2. The antisense oligonucleotide according to claim 1, wherein said mammalian vascular estrogen receptor (ER) is human ER-beta.

3. A composition comprising a pharmaceutically acceptable carrier and an antisense oligonucleotide complementary to a gene encoding a mammalian vascular estrogen receptor (ER) beta, wherein said antisense oligonucleotide is about 18 to 20 nucleotides in length and is complementary to said gene, and wherein said antisense oligonucleotide comprises the nucleotide sequence of SEQ ID NO: 10.

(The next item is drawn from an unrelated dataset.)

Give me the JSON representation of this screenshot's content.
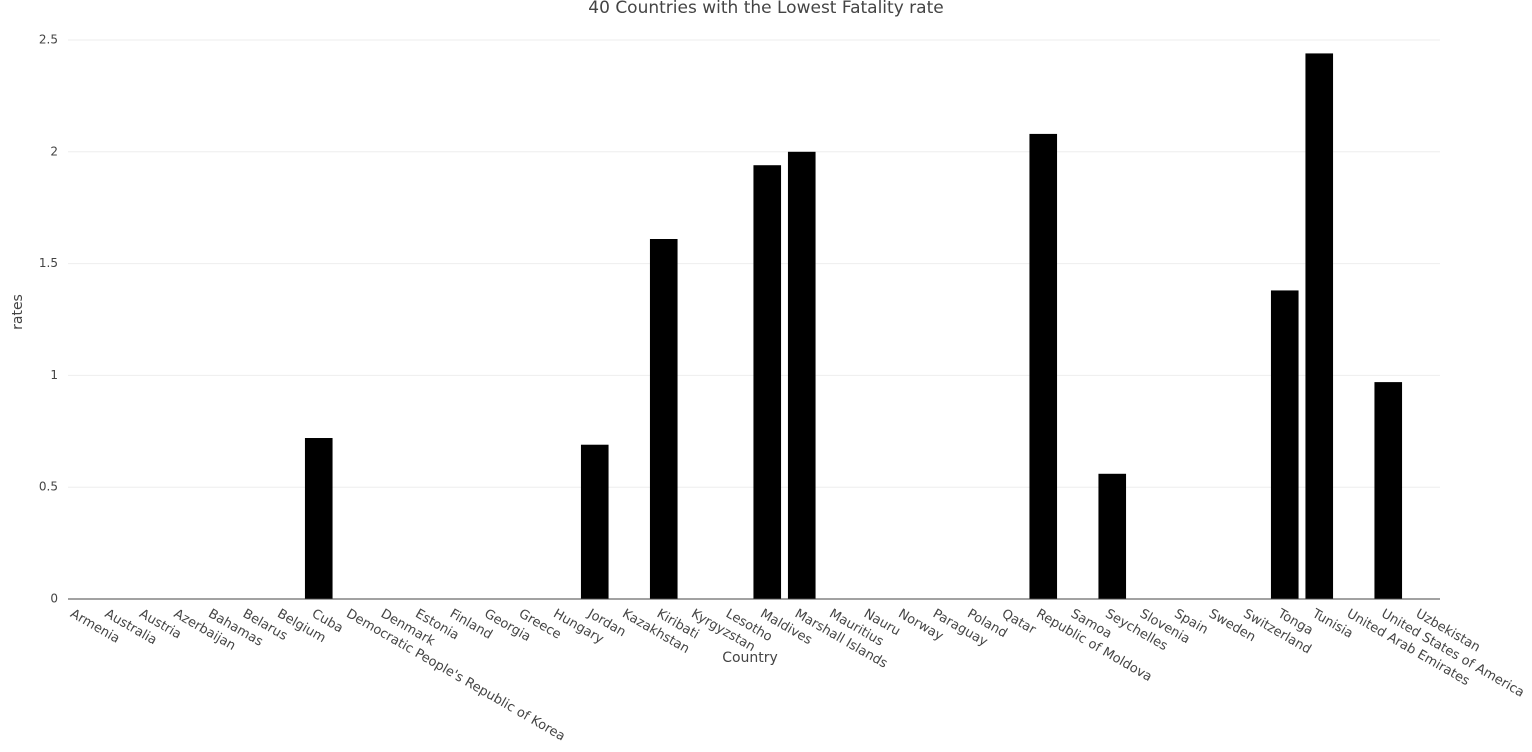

4. An antisense oligonucleotide as defined in claim 1, wherein said oligonucleotide has no more than three consecutive guanosines, has an incapacity to form hairpin structures and has a minimal capacity to form homodimers.

5. A composition comprising a pharmaceutically acceptable carrier and an antisense oligonucleotide as defined in claim 1.

6. The antisense oligonucleotide of claim 1 that is contained within an expression vector.

7. The antisense oligonucleotide of claim 1 that is modified in a manner selected from the group consisting of a modified backbone, a non-natural internucleoside linkage, a substituted sugar moiety, a sugar mimetic, a nucleobase modification, a nucleobase substitution, a chemically linked moiety, and a chemically linked conjugate.